Cytat:
Napisał Lupus
TT 600, to prawie idealny motorek do samodzielnej jazdy. Sam myślałem o nim dość poważnie. Sucha miska, prosta sprawdzona konstrukcja, minimum serwisu. Nie zdecydowałem się na niego jako na wyprawówkę właściwie tylko z 2 powodów w innych przypadkach być może nieistotnych: brak chłodzenia cieczą i miejsce produkcji. Ta druga pozycja to taka moja fanaberia aczkolwiek podparta, natomiast chłodzenie, to kwestia kierunku podróży. Jestem pewien że w warunkach pustynnych głowica uległa-by mocnemu przegrzaniu!!! http://serwisy.gazeta.pl/motocykle/1,56426,2792931.html Poza tym to faktycznie sprawdzony motorek, urodzona solowyprawówka.
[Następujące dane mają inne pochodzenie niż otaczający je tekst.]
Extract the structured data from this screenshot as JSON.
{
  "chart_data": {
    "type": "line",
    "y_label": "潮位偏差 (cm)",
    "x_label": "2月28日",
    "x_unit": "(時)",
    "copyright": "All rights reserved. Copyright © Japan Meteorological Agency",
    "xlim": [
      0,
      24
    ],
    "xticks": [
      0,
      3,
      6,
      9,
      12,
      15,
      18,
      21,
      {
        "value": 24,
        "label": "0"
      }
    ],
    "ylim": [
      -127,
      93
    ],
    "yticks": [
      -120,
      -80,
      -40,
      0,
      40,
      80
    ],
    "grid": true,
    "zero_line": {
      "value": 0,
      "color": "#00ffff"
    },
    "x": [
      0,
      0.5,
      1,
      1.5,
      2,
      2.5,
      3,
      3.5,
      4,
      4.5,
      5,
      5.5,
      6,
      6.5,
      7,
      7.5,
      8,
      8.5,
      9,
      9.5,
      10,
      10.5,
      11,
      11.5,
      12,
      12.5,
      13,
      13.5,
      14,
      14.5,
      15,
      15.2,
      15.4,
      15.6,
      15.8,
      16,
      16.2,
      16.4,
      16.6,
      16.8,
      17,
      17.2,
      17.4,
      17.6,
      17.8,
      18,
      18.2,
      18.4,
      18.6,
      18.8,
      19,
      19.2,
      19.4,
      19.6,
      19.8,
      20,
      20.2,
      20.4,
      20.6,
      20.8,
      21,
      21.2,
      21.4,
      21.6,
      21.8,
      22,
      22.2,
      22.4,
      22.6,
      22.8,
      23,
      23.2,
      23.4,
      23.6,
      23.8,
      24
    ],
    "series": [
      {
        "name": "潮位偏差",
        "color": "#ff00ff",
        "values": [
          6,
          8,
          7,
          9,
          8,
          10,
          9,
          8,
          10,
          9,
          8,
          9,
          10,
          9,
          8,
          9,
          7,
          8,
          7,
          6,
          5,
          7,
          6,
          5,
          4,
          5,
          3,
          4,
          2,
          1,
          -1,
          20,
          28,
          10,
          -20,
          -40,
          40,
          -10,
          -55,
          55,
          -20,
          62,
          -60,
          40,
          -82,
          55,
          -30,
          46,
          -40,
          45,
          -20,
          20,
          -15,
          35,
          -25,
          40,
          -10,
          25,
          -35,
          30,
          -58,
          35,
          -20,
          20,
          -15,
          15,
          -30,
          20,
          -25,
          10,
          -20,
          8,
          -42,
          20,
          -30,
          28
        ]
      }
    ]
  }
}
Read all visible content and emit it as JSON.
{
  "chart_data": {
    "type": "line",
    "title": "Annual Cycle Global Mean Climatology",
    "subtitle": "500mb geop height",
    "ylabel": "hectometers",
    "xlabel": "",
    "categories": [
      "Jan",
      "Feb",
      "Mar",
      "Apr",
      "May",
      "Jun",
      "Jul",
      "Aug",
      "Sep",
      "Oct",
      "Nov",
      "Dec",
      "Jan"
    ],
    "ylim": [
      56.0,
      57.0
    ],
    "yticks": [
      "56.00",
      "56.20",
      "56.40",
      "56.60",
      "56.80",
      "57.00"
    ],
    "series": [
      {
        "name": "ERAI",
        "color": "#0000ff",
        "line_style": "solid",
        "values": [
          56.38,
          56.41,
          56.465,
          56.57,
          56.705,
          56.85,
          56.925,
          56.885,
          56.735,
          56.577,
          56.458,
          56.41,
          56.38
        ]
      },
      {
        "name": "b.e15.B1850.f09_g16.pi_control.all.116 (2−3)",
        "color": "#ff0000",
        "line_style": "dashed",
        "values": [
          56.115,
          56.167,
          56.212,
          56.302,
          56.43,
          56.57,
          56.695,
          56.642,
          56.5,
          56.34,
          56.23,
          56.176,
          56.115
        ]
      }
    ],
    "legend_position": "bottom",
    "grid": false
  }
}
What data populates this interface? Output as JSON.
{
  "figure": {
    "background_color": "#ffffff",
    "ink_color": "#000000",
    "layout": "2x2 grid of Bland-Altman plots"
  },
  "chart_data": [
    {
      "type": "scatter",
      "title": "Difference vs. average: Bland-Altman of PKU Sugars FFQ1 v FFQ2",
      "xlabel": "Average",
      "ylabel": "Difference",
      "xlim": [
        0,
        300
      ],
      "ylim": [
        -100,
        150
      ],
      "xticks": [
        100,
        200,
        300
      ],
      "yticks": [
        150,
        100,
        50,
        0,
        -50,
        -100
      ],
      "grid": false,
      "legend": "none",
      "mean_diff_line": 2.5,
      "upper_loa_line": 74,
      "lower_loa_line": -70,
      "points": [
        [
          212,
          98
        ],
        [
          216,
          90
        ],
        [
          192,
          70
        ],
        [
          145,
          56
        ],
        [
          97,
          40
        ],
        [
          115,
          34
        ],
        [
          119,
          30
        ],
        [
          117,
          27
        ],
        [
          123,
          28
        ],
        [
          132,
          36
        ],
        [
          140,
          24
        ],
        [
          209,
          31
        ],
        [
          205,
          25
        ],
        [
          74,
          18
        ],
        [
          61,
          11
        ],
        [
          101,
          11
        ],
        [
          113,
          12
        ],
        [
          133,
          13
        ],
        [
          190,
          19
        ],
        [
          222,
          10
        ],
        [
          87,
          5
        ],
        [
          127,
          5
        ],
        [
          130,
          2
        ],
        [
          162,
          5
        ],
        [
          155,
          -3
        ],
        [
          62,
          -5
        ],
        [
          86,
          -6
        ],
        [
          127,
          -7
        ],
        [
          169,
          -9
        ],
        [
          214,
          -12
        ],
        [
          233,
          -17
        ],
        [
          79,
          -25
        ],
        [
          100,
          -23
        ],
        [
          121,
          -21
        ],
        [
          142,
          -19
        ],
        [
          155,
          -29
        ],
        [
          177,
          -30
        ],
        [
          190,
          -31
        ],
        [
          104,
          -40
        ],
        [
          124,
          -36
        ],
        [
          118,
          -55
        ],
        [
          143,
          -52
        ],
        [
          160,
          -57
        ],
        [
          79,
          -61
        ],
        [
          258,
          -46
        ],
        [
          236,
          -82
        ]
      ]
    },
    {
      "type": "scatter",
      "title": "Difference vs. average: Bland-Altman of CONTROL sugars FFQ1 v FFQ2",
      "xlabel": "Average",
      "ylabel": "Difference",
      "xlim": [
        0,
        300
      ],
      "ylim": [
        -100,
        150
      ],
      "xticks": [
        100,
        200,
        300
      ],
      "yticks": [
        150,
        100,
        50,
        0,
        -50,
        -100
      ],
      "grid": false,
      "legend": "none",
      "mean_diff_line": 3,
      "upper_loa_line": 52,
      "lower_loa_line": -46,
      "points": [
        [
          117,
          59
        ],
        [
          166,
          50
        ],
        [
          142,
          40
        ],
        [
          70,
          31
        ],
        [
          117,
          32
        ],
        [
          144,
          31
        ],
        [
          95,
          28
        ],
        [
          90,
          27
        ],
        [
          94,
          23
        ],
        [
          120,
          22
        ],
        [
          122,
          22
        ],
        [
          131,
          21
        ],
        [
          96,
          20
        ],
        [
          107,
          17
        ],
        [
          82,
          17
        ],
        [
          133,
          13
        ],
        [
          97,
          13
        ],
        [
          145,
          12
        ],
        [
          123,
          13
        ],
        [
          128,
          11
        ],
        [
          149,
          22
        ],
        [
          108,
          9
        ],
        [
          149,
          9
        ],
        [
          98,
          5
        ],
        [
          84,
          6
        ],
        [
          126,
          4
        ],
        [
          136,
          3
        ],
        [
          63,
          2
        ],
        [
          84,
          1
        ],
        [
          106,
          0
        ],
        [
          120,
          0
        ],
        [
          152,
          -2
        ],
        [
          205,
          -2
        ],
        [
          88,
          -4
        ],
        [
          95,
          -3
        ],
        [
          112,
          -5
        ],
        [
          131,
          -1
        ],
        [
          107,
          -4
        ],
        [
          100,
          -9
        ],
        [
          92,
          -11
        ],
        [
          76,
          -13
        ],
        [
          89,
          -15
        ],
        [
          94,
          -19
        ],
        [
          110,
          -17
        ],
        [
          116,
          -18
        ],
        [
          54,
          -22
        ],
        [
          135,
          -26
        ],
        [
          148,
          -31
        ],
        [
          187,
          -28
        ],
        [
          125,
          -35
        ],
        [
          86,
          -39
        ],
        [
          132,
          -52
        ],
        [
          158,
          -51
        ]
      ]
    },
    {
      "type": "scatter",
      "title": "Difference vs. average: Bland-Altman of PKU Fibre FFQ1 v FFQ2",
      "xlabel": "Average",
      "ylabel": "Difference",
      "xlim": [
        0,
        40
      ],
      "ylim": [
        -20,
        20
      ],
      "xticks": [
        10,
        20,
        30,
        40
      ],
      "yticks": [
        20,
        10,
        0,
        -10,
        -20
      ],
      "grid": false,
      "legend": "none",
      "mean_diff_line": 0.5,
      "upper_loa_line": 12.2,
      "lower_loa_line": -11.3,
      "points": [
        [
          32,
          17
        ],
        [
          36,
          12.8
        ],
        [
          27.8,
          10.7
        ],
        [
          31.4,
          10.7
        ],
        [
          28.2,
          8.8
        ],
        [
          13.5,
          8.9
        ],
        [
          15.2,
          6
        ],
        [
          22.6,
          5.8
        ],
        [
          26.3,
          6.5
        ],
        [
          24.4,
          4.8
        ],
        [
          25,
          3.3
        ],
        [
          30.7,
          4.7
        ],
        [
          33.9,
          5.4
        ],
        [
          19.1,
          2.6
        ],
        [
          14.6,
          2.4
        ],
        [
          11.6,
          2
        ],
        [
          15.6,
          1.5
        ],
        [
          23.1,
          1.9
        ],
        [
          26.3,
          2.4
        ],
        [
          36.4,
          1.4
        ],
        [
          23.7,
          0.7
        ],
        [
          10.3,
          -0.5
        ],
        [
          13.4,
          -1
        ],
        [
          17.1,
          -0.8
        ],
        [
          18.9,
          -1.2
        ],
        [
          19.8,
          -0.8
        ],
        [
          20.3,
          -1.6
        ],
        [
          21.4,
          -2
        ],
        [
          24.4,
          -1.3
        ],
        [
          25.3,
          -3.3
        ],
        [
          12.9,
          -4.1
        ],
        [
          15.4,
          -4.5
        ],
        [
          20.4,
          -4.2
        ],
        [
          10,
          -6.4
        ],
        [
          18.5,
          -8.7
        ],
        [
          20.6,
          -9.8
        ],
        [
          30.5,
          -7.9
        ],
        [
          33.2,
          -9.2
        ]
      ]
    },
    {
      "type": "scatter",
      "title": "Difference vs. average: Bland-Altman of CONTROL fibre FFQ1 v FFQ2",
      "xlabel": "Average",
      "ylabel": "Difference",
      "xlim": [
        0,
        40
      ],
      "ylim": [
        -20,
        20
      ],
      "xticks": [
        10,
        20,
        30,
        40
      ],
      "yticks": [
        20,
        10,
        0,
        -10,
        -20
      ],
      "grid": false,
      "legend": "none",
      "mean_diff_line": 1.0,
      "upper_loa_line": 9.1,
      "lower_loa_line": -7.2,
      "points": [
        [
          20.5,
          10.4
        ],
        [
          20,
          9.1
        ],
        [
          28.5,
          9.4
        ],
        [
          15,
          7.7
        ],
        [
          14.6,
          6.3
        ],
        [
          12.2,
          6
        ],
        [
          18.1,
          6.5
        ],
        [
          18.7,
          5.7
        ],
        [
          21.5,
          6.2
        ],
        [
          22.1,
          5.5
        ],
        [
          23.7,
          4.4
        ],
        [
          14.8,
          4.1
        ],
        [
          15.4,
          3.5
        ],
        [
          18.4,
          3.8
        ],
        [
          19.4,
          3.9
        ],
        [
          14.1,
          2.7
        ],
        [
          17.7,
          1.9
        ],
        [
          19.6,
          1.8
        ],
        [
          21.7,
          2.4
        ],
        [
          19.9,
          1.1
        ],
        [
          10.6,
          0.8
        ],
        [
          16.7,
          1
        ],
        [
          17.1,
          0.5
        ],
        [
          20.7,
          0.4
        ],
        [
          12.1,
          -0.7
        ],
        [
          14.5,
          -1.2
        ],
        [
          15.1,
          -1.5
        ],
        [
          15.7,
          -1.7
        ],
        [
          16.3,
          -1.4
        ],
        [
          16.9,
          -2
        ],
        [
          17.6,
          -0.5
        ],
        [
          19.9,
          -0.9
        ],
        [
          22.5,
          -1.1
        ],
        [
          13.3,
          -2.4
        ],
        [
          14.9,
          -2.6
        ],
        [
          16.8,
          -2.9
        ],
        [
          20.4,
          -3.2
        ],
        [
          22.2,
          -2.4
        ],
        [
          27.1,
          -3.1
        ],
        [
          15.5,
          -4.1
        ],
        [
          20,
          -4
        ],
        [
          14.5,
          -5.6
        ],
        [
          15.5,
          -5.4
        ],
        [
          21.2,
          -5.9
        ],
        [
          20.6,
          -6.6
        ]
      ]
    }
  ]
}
Bardzo wiele wybacz jeśli chodzi o serwis. Ja przejechałem ponad 20tkm (afryka) na 1 oleju (dolewki) i silnik po rozbiórce był w super stanie.
|
Brak chłodzenia cieczą możemy poprawić chłodzeniem oleju.
Acesoryjna chłodnica do TT/XT wraz z uchwytem do mocowania.
Miałem to zamontowane. Ktoś sobie życzy to na dwie strony

Chłodnica nie wystaje, solidna. Możliwość uszkodzenia taka sama jak rozbicie karteru.

Miejsce produkcji - Włochy , ale niewiele w tym motocyklu włoskiego.
To co najważniejsze - silnik - dalej jest japoński.
Przednie zawieszenia w starszym modelu marki Kayaba ( Japan)+ Ohlins
W nowym Paioli ( Italia)+ Ohlins.
Transalp jest też włoski , tzn we Włoszech skladany. 80% jest dalej Japan.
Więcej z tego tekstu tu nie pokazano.